The Battle of Smolensk was another severe defeat for the Red Army in the opening phase of Operation Barbarossa. For the first time, the Soviets tried to implement a coordinated counter-attack against a large part of the front; although this counter-attack turned into a military disaster, the stiffening resistance showed that the Soviets were not yet defeated and that the Blitzkrieg towards Moscow was not going to be an easy undertaking. Dissent within the German high command and political leadership was exacerbated. The leaders of the General Staff, Franz Halder and Brauchitsch and commanders like Bock, Hoth and Guderian counselled against dispersing the German armoured units and to concentrate on Moscow. Hitler reiterated the lack of importance of Moscow and of strategic encirclements and ordered a concentration on economic targets such as Ukraine, the Donets Basin and the Caucasus, with more tactical encirclements to weaken the Soviets further. The German offensive effort became more fragmented, leading to the Battle of Kiev and the Battle of Uman. The battles were German victories but costly in time, men and equipment on their approach towards Moscow, allowing the Soviets time to prepare the defenses of the city.

==Notes==

- David Glantz wrote that "although the two [7th and 5th Soviet] mechanized corps fielded a total of over 1,500 tanks on paper, it is likely as many as two-thirds of their tanks broke down due to mechanical problems even before they reached the battlefield".

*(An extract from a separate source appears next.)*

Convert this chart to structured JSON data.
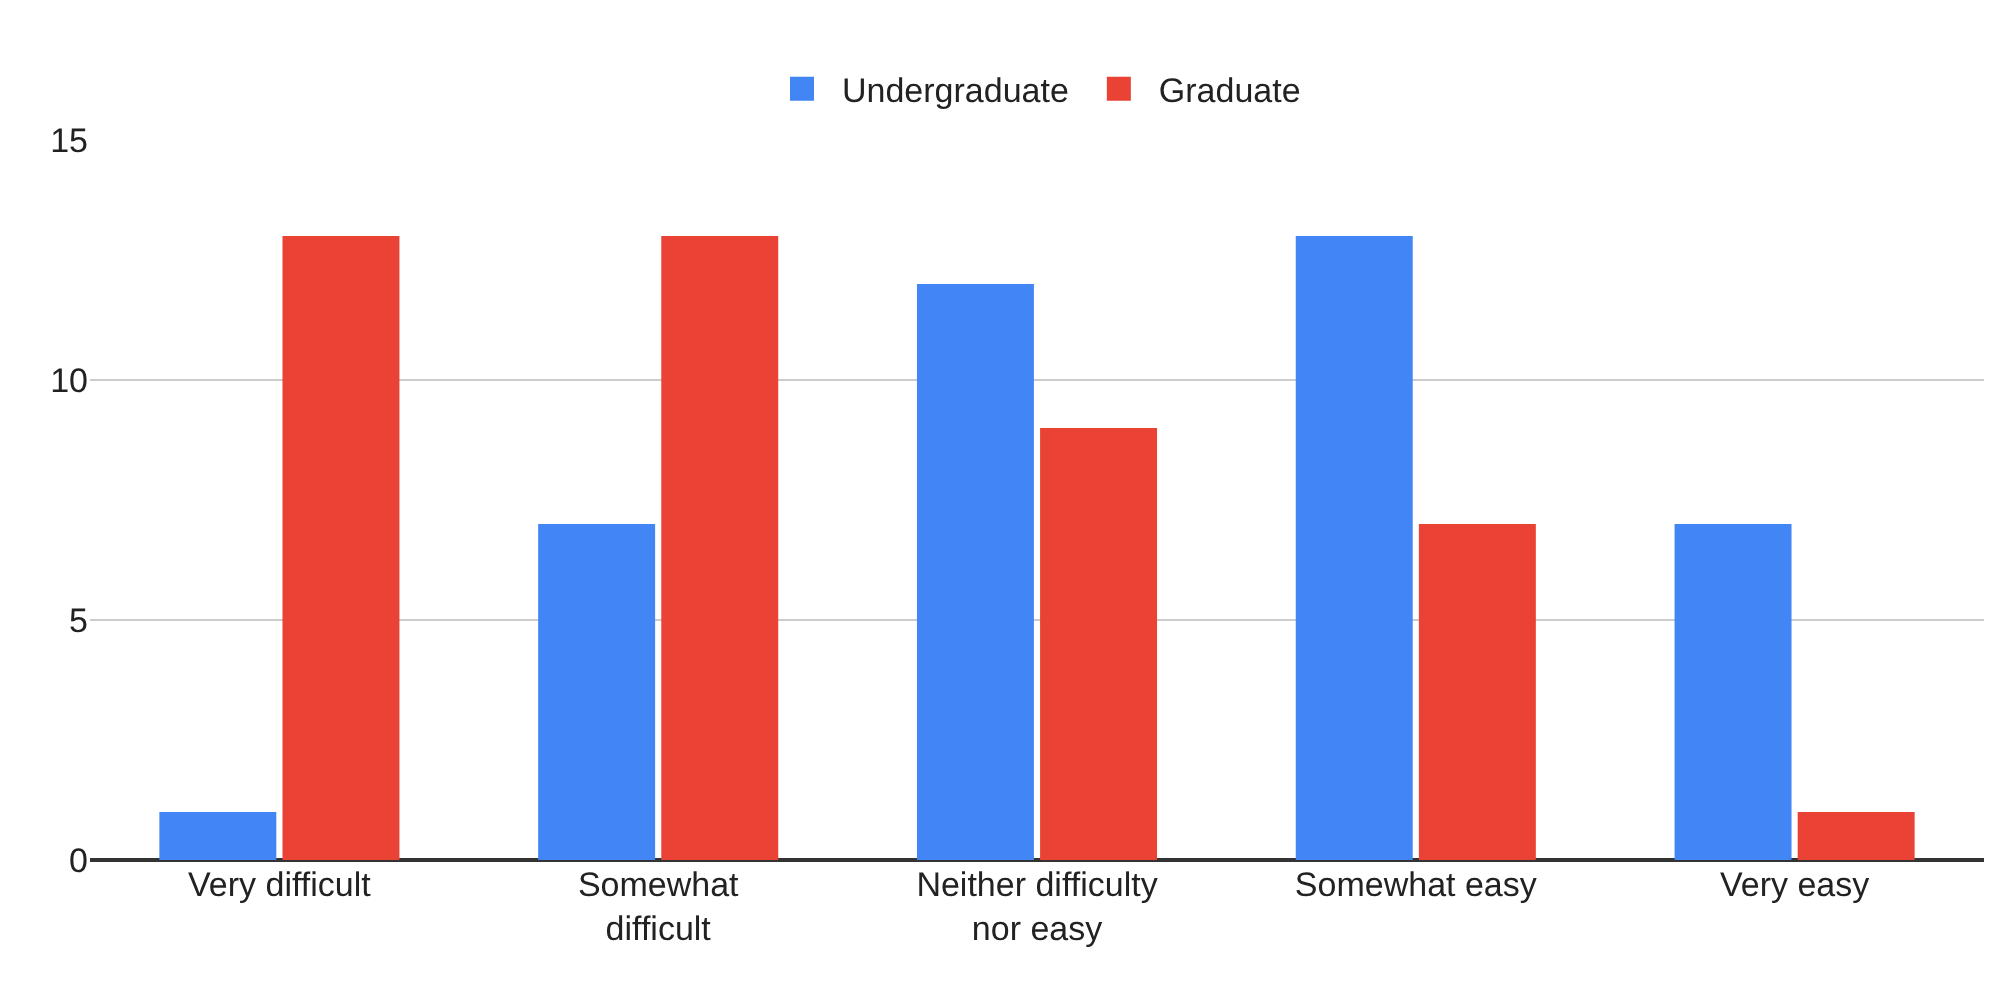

- In Soviet and post-Soviet military historiography, the term "srazheniye" traditionally describes the complex of battles, that take place on a wide front and consist of a number of separate battles and operations linked by the general plan. The term "bitva" (that also translates as a "battle") refers to the most important events. In the historiography of the Great Patriotic War, the Battle of Moscow, the Battle of Stalingrad and the Battle of Kursk are known. A certain struggle is being waged for the recognition of the operations in the Rzhev area as a "bitva".